RSNO, Also sprach Zarathustra, Usher Hall, Review

Rating (out of 5)
4
 Photo credit to Clara Cowen.
Show details
Company
Royal Scottish National Orchestra
Production
Mahler, Adagietto from Symphony No 5; James Newton Howard, Violin Concerto No 2 (UK premiere); Barber, Adagio for Strings; R Strauss, Also sprach Zarathustra.
Performers
Alexander Shelley (conductor), James Ehnes (violin)
Running time
118mins

At the pre-concert talk, violin player Ursula Heidecker Allen lived up to her reputation of giving us a well prepared run down of the music we were about the hear, before she was joined for a few short minutes by the composer of the evening's concerto, the UK premiere. Classics at the Movies was the concert's theme.

With a brief friendly and clear introduction from the rear viola desk, conductor Alexander Shelley had us listen to Adagietto from Mahler's Fifth Symphony.

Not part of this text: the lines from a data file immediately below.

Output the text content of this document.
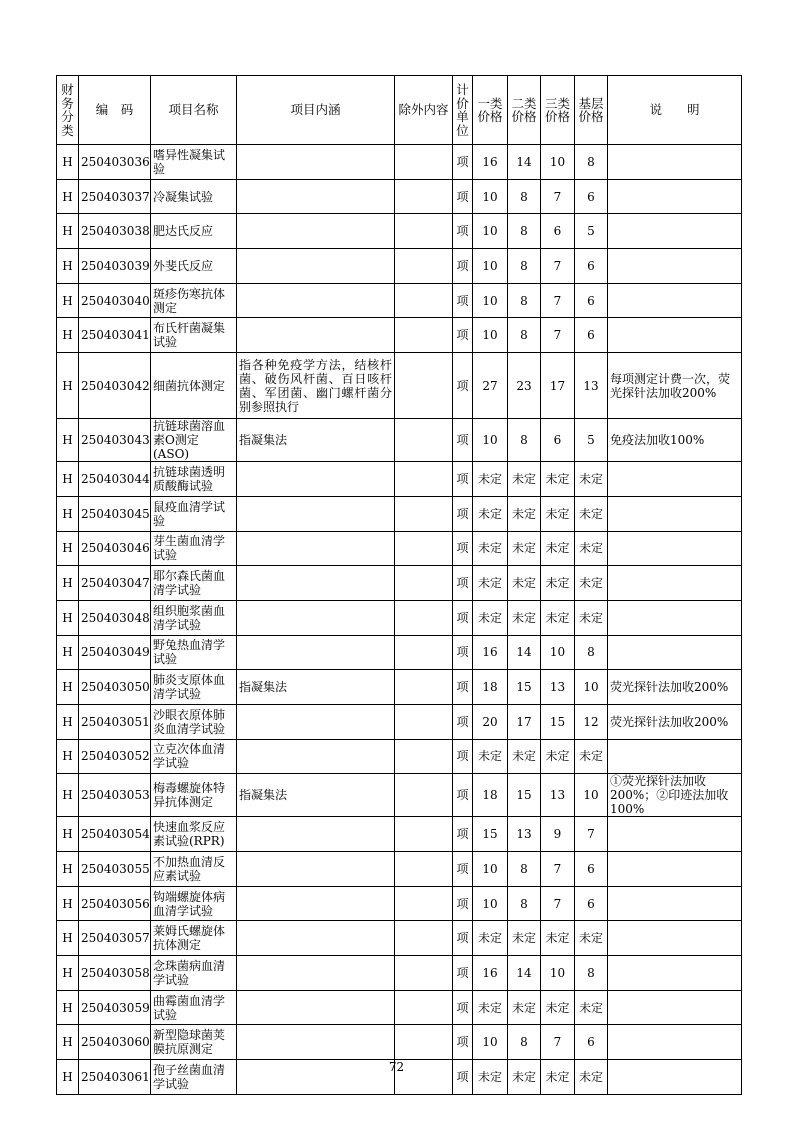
财务分类	编　码	项目名称	项目内涵	除外内容	计价单位	一类价格	二类价格	三类价格	基层价格	说　　明
H	250403036	嗜异性凝集试验			项	16	14	10	8	
H	250403037	冷凝集试验			项	10	8	7	6	
H	250403038	肥达氏反应			项	10	8	6	5	
H	250403039	外斐氏反应			项	10	8	7	6	
H	250403040	斑疹伤寒抗体测定			项	10	8	7	6	
H	250403041	布氏杆菌凝集试验			项	10	8	7	6	
H	250403042	细菌抗体测定	指各种免疫学方法，结核杆菌、破伤风杆菌、百日咳杆菌、军团菌、幽门螺杆菌分别参照执行		项	27	23	17	13	每项测定计费一次，荧光探针法加收200%
H	250403043	抗链球菌溶血素O测定(ASO)	指凝集法		项	10	8	6	5	免疫法加收100%
H	250403044	抗链球菌透明质酸酶试验			项	未定	未定	未定	未定	
H	250403045	鼠疫血清学试验			项	未定	未定	未定	未定	
H	250403046	芽生菌血清学试验			项	未定	未定	未定	未定	
H	250403047	耶尔森氏菌血清学试验			项	未定	未定	未定	未定	
H	250403048	组织胞浆菌血清学试验			项	未定	未定	未定	未定	
H	250403049	野兔热血清学试验			项	16	14	10	8	
H	250403050	肺炎支原体血清学试验	指凝集法		项	18	15	13	10	荧光探针法加收200%
H	250403051	沙眼衣原体肺炎血清学试验			项	20	17	15	12	荧光探针法加收200%
H	250403052	立克次体血清学试验			项	未定	未定	未定	未定	
H	250403053	梅毒螺旋体特异抗体测定	指凝集法		项	18	15	13	10	①荧光探针法加收200%；②印迹法加收100%
H	250403054	快速血浆反应素试验(RPR)			项	15	13	9	7	
H	250403055	不加热血清反应素试验			项	10	8	7	6	
H	250403056	钩端螺旋体病血清学试验			项	10	8	7	6	
H	250403057	莱姆氏螺旋体抗体测定			项	未定	未定	未定	未定	
H	250403058	念珠菌病血清学试验			项	16	14	10	8	
H	250403059	曲霉菌血清学试验			项	未定	未定	未定	未定	
H	250403060	新型隐球菌荚膜抗原测定			项	10	8	7	6	
H	250403061	孢子丝菌血清学试验			项	未定	未定	未定	未定	
72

We may well have heard it as the sound track in Death in Venice, Maestro, or when the moon is dislodged and comes towards earth in Moonfall.

It was a priviledge to have the celebrated violinist James Ehnes play the second Violin Concerto written with him in mind by one of great film score composers, James Newton Howard. It was he would had popped up in the closing minutes in the Upper Tier Gallery to tell us his difficulty writing a classical work without the contraints of a film score. In other words, a clean sheet. He was composing for James Ehnes and commissioned by the RSNO along with National Symphony Orchestra Washington. The first two movements, he told us, had not been too difficult to compose; the third took a lot more effort - in all almost two years. It was a spectacular performance and the sponsorship clearly well spent indeed.

After the interval came the short poignant Adagio for Strings by Samuel Barber familiar as a solemn film score and played following the death of a significant American or Americans - for instance, after the assasination of John F Kennedy or the destruction of New York's Twin Towers.

The dramatic opening of Richard Strauss's Also sprach Zarathustra used in A Space Odyssey, for instance, depicts the composer's interpretation of the very start of human consciousness in one of the earliest tone poems. Strauss used his understanding of German philosopher Friedrich Nietzsche's working of Persian prophet Zarathustra's rejection of religion in nine sections, including the twelve bells at midnight. Alexander Shelley had one hundred and two players in front of him, including Michael Bawtree on the Usher Hall's powerful organ, for a fast involved highlight of the concert of movie-related music.